Calibrating LLM Judges: Linear Probes for Fast and Reliable Uncertainty Estimation
Bhaktipriya Radharapu, Eshika Saxena, Kenneth Li, Chenxi Whitehouse, Adina Williams, Nicola Cancedda
TL;DR
This paper tackles the problem of obtaining well-calibrated uncertainty estimates for LLM judges in production. It introduces a linear probe trained with a Brier score loss on the judge’s hidden states to produce calibrated verdict probabilities without additional model training or multi-sample generation. Empirical results show the probes significantly outperform verbalized-confidence and multi-generation baselines across dense and MoE models, with substantial computational savings and robust generalization to unseen tasks.
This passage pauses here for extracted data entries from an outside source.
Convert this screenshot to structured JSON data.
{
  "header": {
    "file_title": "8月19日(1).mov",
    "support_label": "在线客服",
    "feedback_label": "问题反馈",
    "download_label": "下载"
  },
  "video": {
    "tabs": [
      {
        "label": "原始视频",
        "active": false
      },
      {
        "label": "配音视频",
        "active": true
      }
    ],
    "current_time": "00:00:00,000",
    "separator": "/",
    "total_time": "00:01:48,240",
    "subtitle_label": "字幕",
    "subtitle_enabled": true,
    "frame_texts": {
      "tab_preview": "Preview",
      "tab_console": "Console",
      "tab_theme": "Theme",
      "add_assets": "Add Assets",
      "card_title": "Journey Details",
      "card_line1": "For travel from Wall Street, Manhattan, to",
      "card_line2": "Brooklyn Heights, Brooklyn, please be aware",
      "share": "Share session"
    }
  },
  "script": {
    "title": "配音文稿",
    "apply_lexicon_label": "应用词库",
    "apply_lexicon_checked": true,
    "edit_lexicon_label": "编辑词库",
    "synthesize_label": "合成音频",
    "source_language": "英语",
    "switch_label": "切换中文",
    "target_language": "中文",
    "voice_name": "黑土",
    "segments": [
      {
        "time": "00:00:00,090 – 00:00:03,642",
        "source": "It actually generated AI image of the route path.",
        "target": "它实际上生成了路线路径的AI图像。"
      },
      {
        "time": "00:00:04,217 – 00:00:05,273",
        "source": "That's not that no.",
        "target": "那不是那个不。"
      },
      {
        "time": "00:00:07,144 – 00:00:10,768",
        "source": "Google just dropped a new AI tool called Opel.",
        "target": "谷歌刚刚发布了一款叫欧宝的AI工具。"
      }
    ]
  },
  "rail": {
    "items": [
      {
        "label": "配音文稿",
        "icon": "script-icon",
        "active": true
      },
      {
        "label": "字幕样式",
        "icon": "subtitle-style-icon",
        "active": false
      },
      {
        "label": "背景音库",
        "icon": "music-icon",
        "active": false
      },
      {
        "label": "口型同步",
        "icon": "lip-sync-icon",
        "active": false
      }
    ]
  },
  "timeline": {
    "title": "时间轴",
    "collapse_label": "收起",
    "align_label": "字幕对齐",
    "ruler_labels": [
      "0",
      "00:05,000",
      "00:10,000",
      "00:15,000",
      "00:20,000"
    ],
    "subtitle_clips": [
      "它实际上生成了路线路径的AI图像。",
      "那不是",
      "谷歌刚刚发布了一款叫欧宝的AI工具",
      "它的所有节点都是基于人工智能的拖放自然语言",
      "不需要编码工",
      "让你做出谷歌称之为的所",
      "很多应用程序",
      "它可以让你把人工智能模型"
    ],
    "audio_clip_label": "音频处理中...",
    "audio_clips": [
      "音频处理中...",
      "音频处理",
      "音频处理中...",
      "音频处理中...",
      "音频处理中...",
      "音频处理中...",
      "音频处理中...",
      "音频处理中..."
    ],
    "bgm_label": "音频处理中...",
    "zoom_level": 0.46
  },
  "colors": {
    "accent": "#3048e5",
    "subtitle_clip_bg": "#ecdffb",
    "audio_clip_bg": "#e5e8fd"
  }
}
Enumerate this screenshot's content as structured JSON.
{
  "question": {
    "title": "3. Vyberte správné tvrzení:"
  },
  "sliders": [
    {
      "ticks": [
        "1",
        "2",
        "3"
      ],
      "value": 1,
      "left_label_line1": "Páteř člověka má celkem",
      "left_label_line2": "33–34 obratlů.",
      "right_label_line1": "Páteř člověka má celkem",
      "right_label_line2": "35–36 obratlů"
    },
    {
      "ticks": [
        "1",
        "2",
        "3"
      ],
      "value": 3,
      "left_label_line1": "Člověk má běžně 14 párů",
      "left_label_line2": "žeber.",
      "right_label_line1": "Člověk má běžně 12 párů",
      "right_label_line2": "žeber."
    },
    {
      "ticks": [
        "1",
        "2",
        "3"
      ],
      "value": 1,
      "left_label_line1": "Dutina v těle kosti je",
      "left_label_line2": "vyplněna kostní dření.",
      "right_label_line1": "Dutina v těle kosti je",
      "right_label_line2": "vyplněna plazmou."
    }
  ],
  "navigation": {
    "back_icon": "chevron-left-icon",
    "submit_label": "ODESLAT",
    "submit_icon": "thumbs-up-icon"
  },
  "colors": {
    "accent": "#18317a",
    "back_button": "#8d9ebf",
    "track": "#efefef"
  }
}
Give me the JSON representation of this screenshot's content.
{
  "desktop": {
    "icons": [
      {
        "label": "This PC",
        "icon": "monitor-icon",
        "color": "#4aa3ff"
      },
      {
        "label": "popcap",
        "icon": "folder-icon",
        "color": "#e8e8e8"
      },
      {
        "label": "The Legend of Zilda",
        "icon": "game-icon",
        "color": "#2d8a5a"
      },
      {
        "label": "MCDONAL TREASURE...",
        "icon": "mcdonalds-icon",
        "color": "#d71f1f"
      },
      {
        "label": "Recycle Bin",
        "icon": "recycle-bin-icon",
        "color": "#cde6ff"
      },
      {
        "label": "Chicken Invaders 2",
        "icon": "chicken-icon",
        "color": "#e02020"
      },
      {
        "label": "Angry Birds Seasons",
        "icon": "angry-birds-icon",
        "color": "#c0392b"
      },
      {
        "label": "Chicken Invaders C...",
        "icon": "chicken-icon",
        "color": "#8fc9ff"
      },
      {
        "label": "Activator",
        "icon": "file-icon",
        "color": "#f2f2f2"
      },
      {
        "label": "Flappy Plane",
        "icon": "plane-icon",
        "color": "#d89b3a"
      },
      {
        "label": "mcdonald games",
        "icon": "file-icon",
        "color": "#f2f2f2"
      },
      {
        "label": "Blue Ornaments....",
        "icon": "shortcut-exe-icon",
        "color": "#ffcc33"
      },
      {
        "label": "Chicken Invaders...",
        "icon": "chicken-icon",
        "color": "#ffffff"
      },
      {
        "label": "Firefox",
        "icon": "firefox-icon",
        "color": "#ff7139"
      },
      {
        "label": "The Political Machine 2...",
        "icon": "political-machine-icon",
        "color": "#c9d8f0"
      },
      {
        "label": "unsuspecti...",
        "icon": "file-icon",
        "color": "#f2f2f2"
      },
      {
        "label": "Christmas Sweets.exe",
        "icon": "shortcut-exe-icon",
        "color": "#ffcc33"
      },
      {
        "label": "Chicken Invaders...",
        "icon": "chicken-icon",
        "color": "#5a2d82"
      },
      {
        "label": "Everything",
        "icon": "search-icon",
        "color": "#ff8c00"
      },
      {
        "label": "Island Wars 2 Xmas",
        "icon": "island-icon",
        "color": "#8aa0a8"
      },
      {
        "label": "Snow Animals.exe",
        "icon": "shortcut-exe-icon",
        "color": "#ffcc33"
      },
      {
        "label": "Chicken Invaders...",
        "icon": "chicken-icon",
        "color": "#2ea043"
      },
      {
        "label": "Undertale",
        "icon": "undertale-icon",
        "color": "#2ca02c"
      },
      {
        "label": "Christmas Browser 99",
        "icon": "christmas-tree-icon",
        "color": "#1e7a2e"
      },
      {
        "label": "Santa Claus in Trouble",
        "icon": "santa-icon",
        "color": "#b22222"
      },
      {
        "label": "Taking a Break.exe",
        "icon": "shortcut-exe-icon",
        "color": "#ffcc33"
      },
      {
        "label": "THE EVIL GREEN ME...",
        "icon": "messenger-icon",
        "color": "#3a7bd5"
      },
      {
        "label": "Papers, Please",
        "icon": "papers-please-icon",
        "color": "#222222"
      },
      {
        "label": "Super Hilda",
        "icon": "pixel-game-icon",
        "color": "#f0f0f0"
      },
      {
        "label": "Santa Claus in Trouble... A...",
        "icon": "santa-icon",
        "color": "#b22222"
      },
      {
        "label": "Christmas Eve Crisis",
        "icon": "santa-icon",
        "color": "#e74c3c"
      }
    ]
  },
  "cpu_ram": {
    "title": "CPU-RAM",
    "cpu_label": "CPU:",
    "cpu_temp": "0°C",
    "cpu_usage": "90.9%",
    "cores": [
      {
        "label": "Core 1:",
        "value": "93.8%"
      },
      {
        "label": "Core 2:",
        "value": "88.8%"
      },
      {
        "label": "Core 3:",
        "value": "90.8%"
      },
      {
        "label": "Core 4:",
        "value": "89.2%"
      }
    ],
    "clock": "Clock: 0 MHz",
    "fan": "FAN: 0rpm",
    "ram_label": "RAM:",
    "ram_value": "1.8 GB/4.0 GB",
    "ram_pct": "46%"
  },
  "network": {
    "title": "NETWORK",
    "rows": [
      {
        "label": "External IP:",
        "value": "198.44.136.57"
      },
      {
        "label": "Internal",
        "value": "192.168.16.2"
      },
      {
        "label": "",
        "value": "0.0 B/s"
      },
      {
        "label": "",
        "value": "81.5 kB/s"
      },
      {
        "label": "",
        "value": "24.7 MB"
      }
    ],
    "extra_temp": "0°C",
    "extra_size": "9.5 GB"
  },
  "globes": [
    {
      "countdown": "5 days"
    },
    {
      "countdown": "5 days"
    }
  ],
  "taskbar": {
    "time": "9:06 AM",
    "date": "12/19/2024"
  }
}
The approach exhibits a conservative calibration, offering safer operation in safety-critical contexts at a modest cost to easy-task accuracy, and demonstrates strong potential for practical deployment in industry-scale LLM judging systems.
Abstract
As LLM-based judges become integral to industry applications, obtaining well-calibrated uncertainty estimates efficiently has become critical for production deployment. However, existing techniques, such as verbalized confidence and multi-generation methods, are often either poorly calibrated or computationally expensive. We introduce linear probes trained with a Brier score-based loss to provide calibrated uncertainty estimates from reasoning judges' hidden states, requiring no additional model training. We evaluate our approach on both objective tasks (reasoning, mathematics, factuality, coding) and subjective human preference judgments. Our results demonstrate that probes achieve superior calibration compared to existing methods with $\approx10$x computational savings, generalize robustly to unseen evaluation domains, and deliver higher accuracy on high-confidence predictions. However, probes produce conservative estimates that underperform on easier datasets but may benefit safety-critical deployments prioritizing low false-positive rates. Overall, our work demonstrates that interpretability-based uncertainty estimation provides a practical and scalable plug-and-play solution for LLM judges in production.